To develop a company project, you sometimes negotiate with potential partners. When you judge it necessary to keep those discussions private, you should let the people you are dealing with know about it. The national and international norms do not guarantee the confidentiality of trade and communications, but you can legally protect your ideas to minimize the risk of getting them stolen.
The confidentiality agreement
Economic players sign contracts to protect and respect the confidential nature of their exchanges. These contracts offer the possibility to punish partners who break the confidentiality of the discussions, agreements, and partnerships.
Some entrepreneurs, no matter what their size and form of exploitation are, resort to the “Non- Disclosure Agreement” (NDA).
The title given to your contract is not significant. These agreements secure the undertaken negotiations or, when they are integrated into a trade agreement, secure the exchanged data between the different stakeholders, most of the time with you and your partners.

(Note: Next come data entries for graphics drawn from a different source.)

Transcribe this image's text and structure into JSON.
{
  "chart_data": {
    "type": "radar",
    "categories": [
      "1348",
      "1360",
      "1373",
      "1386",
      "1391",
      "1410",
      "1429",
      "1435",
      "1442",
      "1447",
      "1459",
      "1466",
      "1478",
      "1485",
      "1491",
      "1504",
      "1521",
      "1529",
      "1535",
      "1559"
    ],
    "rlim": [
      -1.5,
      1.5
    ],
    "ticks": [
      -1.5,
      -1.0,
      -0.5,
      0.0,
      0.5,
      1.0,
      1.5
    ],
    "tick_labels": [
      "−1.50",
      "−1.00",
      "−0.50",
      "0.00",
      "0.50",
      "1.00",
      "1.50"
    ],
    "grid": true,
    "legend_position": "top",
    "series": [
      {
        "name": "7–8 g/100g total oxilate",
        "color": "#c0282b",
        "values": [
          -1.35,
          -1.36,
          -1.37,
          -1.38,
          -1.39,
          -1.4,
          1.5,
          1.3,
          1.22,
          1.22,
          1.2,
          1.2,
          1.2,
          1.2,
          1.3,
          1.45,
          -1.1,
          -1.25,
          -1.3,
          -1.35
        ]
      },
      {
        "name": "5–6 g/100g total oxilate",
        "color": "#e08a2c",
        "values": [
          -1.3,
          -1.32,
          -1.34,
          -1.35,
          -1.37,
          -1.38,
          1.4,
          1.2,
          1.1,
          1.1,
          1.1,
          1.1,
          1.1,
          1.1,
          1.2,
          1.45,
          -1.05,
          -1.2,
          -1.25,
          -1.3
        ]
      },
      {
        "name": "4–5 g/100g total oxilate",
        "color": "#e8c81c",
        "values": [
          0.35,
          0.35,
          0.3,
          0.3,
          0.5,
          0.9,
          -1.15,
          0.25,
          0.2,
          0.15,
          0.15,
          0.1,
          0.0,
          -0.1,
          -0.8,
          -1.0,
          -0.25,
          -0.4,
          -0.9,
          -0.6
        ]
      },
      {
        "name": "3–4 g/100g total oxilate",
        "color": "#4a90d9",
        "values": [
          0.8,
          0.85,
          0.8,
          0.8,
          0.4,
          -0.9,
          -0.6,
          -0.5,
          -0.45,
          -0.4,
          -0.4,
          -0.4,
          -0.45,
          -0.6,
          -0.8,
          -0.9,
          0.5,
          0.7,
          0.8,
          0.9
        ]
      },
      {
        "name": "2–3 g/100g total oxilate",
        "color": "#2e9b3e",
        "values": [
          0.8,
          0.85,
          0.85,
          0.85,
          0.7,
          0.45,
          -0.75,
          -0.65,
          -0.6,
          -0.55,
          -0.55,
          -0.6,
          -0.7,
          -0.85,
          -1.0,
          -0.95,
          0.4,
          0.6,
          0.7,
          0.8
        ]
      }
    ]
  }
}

These agreements should contain a certain number of clauses to be as efficient as possible:
– The affected parts
– The protected information (mails, contracts, emails, documents, patents, trademarks, business plans, transcribed mobile discussions, minutes of a meeting…),
– The extent of the agreement,
– The procedures of restitution of the documents and information
– and finally, the potential sanctions ( with mention of the applicable law and the competent jurisdictions).
How much time should the confidentiality agreement cover?

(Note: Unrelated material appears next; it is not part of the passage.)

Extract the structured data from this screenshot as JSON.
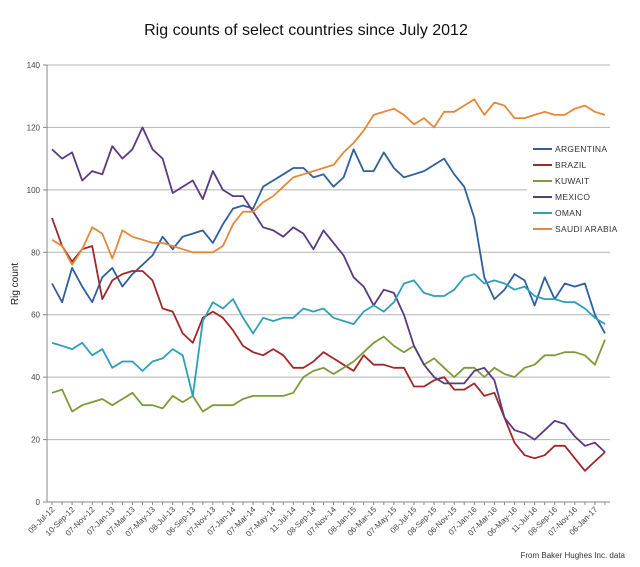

In general, negotiations start in an informal manner. Strategic information can be exchanged during a simple conversation. Also, you may put an end to your negotiations or your agreements in quite difficult conditions. For these reasons, determine the duration of your confidentiality agreement carefully. This one should cover all relevant exchanges as early as the start of the discussions, all the way to a future post-break period.
Take the period of time which will elapse after the end of the agreement, during which you do not wish for your partner to communicate any information to third parties, even the fact that he has been in negotiations with you, into account. If need be, you can extend your confidentiality agreement.
Methods of restitution
Anticipate the way in which the information and documents you have shared will be returned to you and at what time. In case the negotiations become aimless; your partner should not keep possession of the documents you have shared. It is advised to include a clause of restitution or destruction, with an obligation to prove the aforesaid destruction of the shared documents.
Should we prepare sanctions in case of non-respect of the obligations of confidentiality?
If the exchanged information is sensitive or strategic, develop a sanction in the event of its disclosure and /or of non-restitution. In the contract, it can take the shape of a criminal clause that fixes the amount of money to pay in case of violation. This clause often serves as a deterrent.